One thing here I want to make sure is brought to light is that this was way beyond a normal favor. For one thing Tobin was on his way home to Northern California and then had to drive to Canada for a wedding. He could have left me there and said that he didn’t have the time to help me out, or he could have just waved and honked when he saw me and not even have stopped to see if I needed help. Not Tobin. No Tobin is made of the kind of stuff you don’t find much in people anymore. He truly is a man of true friendship, the kind of friend that nothing stands in his way to help someone, even if it means driving 6 hours and a 100 miles out of his way, and that is exactly what he did for me. Plus he would not leave me there. He stayed and made sure Big Red was rolling once again and safely.


Tobin
It took me about 45 minutes to put Big Red back together again and get it rolling. We had just gotten out from my roadside hell as it was getting dark. I told him that it was fine and to go ahead but he insisted on driving behind me to make sure everything was ok.  We drove for another 3 hours until just past San Quintin where we both pulled into a camping area and spent the night.

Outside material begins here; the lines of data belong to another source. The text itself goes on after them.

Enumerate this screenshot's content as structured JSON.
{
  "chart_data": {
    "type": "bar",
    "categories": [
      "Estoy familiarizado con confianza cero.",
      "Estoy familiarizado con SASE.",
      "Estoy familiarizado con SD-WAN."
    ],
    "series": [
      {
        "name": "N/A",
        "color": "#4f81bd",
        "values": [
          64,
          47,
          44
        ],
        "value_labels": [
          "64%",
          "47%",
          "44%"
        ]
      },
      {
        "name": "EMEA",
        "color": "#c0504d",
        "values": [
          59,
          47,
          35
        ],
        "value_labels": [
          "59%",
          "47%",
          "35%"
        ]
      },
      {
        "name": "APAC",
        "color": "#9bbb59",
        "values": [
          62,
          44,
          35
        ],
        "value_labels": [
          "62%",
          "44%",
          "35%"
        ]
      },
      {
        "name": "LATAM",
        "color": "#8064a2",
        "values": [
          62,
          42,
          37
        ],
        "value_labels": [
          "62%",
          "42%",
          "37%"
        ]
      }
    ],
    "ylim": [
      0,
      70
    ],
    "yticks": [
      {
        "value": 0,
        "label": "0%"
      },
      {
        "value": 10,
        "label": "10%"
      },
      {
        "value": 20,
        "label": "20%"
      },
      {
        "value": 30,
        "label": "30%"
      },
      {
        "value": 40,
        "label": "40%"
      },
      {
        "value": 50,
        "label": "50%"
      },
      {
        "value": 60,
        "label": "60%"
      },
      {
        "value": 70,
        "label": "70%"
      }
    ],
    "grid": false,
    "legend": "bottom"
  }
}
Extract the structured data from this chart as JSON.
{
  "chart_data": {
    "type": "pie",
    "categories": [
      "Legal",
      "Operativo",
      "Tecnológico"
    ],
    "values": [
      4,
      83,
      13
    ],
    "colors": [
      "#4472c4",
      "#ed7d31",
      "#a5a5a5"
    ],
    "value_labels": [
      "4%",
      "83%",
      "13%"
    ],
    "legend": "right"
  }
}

The next day it started to rain and it continued for 3 days. Had Tobin not stopped to see if I was ok, I might have been there on the side of the road for a week. When we got to the camp area I paid Tobin for the parts, his gas and a little extra for his generous help. I also said to him that I was going to make him a new surfboard for saving my tail.

Thanks again Tobin!

Tobin and his dog Sadie


Tuesday, February 1, 2011

Why Does He Keep Driving It?

Big Red camped in Baja

As you read these stories about all the mishaps that have happened with El Toro, you are probably wondering to yourself, why does he keep that thing that is always giving him problems?  Well I know it may sound a little strange but I like having the challenges that it gives me. True some are dangerous and I/we were lucky to make it safely through some, but the rest are either just plain wild and fun and most of all they test my ability to get out of a jam. Simply put, they make me feel alive, in touch, self reliant and test my ability to keep improvising.

The other reason is Big Red is one of a kind. There is no other rig like it. The Mexicans love it. It is the Big Red Bull, “El Toro Rojo Grande”. It represents their bullfighting heritage and brings smiles and laughter wherever we travel. From the police, to the military, to the road workers, to people in towns and villages, people wave and smile as we pass by. People drive by or stop and take pictures of the Bull. Or as we pass by we will see people waving and yelling; “Toro, Toro, Toro!” It’s a good feeling knowing that Big Red brings happiness to people and we feel accepted wherever we are.

Here is an interesting little coincidence. My last name is Horn, I’m a Taurus, my sign is The Bull, which in the night skies of Baja is directly above our camp every night . It is five stars that form a V, a set of celestial horns. I drive a rig which has a large set of Texas Longhorn Horns. It’s name is “El Toro Rojo Grande”, The Big Red Bull.  Everything has to do with the Bull and Horns.

So as you read these stories, we hope you get some enjoyment and feeling of adventure. Thanks for traveling with us.